Bandits for Sponsored Search Auctions under Unknown Valuation Model: Case Study in E-Commerce Advertising
Danil Provodin, Jérémie Joudioux, Eduard Duryev
TL;DR
The paper tackles bidding in sponsored search auctions under an unknown valuation model and black-box auction dynamics by casting the problem as adversarial bandits with batched and delayed feedback. It introduces BatchEXP3, a batched-delayed extension of EXP3, and demonstrates its deployment in a real-world Zalando setting with a two-stream bidding system and click-attribution integration. Empirical live-test results show profitability improvements driven primarily by cost reductions during exploration, while revenue remains relatively stable, highlighting practical benefits and the importance of handling sparse, delayed signals. The authors also provide practical insights and discuss challenges such as reward scaling, sparse feedback, and hyperparameter tuning, outlining directions for future work to better align theory with production realities.
Abstract
This paper presents a bidding system for sponsored search auctions under an unknown valuation model. This formulation assumes that the bidder's value is unknown, evolving arbitrarily, and observed only upon winning an auction.

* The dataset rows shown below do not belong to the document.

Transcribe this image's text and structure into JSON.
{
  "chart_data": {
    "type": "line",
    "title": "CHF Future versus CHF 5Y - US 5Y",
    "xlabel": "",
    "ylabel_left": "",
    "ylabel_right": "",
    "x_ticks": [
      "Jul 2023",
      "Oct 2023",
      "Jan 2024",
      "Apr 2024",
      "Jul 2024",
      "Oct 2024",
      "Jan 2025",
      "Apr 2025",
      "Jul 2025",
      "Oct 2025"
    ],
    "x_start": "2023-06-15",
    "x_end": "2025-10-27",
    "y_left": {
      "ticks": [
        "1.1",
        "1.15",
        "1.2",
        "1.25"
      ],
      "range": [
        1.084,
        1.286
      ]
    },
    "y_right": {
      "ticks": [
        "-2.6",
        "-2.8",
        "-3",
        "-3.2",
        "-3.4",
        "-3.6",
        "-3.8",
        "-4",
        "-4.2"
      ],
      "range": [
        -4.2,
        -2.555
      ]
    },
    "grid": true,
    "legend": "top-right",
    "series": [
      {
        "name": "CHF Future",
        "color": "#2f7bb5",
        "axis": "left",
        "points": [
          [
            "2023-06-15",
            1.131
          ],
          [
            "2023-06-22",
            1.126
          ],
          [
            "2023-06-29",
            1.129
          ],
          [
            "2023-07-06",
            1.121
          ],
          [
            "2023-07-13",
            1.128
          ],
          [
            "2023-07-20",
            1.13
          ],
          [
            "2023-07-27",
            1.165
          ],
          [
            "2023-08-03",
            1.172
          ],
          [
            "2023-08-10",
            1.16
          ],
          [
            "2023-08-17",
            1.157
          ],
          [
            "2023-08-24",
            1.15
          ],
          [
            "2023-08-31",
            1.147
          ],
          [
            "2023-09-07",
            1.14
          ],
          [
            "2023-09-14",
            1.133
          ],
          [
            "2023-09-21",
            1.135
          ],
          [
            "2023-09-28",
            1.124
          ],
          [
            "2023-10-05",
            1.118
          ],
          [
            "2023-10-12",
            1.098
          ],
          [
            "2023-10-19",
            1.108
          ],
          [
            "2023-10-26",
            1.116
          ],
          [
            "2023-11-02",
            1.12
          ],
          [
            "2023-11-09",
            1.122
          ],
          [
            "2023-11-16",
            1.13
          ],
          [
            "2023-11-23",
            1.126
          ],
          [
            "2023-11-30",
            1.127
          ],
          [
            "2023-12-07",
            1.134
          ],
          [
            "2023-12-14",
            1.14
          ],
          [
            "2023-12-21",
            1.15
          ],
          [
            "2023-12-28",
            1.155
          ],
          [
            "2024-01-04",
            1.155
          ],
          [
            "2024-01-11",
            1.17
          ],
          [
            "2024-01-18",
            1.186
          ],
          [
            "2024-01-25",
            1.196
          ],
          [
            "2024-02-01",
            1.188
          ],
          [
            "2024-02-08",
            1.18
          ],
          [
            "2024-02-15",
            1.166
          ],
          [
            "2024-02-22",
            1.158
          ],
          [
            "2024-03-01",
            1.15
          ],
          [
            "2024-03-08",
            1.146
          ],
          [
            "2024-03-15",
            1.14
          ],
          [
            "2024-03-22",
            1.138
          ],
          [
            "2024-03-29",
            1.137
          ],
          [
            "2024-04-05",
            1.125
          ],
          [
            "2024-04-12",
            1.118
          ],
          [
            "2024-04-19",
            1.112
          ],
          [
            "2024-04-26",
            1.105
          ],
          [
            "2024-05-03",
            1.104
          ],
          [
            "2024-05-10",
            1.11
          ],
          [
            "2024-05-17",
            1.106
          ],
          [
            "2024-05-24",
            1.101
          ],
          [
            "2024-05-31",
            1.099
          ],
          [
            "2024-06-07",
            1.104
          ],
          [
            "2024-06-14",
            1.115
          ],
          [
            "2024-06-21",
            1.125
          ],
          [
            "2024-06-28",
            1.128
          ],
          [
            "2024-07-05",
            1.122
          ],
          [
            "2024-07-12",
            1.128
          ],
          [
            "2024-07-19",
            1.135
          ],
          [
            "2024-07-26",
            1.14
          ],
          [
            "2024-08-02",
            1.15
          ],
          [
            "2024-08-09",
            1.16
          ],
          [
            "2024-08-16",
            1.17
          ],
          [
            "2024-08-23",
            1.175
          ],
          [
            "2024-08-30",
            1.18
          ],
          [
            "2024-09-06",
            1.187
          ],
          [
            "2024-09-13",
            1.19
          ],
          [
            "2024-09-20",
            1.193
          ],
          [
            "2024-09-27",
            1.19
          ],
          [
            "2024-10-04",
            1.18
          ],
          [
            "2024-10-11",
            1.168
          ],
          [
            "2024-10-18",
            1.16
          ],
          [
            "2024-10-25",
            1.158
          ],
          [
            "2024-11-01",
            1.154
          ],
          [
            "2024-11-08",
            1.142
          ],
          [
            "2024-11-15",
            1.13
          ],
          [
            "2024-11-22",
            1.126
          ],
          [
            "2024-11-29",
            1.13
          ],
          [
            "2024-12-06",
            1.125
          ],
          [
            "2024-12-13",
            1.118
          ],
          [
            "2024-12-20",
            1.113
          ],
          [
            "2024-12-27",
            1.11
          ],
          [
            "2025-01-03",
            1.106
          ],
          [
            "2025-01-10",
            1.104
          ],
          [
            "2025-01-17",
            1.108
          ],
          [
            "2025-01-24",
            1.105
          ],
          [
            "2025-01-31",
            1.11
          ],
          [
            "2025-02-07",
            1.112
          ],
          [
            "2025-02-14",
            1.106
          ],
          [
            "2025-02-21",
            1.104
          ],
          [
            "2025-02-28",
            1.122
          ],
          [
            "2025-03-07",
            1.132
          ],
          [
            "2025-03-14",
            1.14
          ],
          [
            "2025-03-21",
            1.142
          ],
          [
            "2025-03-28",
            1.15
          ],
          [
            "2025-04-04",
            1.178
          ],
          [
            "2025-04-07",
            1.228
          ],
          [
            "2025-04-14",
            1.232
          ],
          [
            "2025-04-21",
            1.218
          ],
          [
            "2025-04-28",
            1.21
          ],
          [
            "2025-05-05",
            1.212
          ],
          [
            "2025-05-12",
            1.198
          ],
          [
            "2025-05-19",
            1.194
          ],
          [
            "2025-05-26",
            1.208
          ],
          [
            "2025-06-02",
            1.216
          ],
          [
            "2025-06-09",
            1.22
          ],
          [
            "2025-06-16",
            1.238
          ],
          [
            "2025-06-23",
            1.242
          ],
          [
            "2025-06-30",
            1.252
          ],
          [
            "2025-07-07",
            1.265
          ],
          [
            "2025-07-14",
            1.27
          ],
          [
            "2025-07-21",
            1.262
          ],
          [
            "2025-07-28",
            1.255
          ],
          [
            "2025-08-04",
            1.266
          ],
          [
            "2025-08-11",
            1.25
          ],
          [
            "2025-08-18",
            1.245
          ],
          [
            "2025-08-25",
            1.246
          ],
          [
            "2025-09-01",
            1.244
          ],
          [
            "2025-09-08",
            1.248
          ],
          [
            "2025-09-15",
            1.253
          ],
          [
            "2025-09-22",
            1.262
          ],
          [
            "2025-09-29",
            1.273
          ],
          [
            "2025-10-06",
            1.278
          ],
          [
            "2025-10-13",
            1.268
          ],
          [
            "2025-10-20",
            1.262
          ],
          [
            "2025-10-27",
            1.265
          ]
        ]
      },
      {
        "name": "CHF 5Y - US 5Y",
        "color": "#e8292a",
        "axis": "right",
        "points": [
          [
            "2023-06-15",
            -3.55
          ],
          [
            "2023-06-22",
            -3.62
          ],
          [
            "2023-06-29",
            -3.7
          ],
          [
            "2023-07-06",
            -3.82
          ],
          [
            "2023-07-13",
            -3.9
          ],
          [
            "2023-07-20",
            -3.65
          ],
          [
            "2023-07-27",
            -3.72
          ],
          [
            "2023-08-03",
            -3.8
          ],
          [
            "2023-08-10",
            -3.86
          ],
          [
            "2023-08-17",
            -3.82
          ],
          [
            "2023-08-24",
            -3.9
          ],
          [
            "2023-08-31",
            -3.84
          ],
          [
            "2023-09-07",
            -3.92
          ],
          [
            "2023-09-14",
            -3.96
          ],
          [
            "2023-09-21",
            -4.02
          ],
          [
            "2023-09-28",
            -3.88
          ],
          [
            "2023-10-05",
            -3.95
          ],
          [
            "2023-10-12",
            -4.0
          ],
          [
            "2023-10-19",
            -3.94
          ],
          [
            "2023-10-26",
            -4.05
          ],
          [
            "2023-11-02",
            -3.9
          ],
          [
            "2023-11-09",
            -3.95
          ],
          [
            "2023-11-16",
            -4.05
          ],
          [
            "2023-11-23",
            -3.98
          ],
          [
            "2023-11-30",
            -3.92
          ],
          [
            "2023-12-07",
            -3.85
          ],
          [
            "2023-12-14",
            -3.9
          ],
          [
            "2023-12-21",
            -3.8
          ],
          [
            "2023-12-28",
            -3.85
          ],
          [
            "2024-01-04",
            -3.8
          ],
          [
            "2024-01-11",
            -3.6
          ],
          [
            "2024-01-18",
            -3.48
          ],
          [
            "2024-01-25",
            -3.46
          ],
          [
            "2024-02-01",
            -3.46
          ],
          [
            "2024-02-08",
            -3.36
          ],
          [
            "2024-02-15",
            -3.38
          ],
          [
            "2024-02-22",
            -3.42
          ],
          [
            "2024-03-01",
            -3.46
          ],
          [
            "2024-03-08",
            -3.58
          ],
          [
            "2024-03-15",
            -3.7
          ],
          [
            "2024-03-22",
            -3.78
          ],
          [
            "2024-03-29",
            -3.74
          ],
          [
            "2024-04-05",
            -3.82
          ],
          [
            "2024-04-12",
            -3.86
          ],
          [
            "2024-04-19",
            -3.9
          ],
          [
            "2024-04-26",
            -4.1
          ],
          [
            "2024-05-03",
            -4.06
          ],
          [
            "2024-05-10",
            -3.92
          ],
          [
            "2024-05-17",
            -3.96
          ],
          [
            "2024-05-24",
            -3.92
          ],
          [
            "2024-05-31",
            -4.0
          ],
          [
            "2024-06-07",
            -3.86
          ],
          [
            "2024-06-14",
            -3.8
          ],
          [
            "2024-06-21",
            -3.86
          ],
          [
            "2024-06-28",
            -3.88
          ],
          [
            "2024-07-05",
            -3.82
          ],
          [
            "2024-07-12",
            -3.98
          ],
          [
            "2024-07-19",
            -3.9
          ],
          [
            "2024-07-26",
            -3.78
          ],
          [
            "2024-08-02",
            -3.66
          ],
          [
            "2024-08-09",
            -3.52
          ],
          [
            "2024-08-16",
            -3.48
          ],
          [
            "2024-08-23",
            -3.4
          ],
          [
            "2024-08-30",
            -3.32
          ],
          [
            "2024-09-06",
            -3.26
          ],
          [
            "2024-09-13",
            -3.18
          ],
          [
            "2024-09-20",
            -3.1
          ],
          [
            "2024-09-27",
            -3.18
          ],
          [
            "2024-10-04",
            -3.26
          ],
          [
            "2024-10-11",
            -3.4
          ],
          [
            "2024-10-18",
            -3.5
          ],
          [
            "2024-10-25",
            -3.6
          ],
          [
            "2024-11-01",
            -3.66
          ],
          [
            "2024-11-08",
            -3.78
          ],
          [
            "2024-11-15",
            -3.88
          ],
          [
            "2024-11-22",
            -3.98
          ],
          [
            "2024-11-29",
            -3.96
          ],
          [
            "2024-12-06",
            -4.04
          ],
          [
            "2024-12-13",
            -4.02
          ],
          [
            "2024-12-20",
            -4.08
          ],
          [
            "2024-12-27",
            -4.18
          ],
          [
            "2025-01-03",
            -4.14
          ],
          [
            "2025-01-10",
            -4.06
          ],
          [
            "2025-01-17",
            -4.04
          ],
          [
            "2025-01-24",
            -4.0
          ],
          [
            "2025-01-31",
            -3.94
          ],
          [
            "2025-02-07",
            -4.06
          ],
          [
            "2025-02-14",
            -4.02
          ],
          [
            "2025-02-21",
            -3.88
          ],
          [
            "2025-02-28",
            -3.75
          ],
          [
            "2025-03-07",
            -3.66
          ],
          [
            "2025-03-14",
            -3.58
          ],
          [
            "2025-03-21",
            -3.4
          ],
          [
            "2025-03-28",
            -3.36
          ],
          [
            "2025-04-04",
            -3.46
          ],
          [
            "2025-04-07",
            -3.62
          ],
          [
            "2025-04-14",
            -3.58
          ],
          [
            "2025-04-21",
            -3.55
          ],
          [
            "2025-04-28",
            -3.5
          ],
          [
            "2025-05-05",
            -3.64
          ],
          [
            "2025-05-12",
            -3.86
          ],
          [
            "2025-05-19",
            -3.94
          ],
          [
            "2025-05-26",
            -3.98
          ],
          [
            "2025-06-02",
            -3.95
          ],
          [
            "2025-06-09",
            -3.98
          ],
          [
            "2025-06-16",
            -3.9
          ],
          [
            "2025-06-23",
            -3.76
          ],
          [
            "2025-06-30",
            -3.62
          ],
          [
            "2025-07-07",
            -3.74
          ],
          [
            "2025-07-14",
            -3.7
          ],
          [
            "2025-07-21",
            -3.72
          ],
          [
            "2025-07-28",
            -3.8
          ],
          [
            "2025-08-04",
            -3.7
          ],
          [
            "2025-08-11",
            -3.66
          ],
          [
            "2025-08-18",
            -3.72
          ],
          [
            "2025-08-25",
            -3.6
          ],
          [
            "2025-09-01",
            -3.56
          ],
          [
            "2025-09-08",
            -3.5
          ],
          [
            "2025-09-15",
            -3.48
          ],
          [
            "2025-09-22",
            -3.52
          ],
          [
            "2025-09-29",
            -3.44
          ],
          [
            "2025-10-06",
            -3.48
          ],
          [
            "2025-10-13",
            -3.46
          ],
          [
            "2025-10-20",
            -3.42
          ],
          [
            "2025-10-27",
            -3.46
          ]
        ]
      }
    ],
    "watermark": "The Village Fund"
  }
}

Unlike previous studies, we do not impose any assumptions on the nature of feedback and consider the problem of bidding in sponsored search auctions in its full generality. Our system is based on a bandit framework that is resilient to the black-box auction structure and delayed and batched feedback. To validate our proposed solution, we conducted a case study at Zalando, a leading fashion e-commerce company. We outline the development process and describe the promising outcomes of our bandits-based approach to increase profitability in sponsored search auctions. We discuss in detail the technical challenges that were overcome during the implementation, shedding light on the mechanisms that led to increased profitability.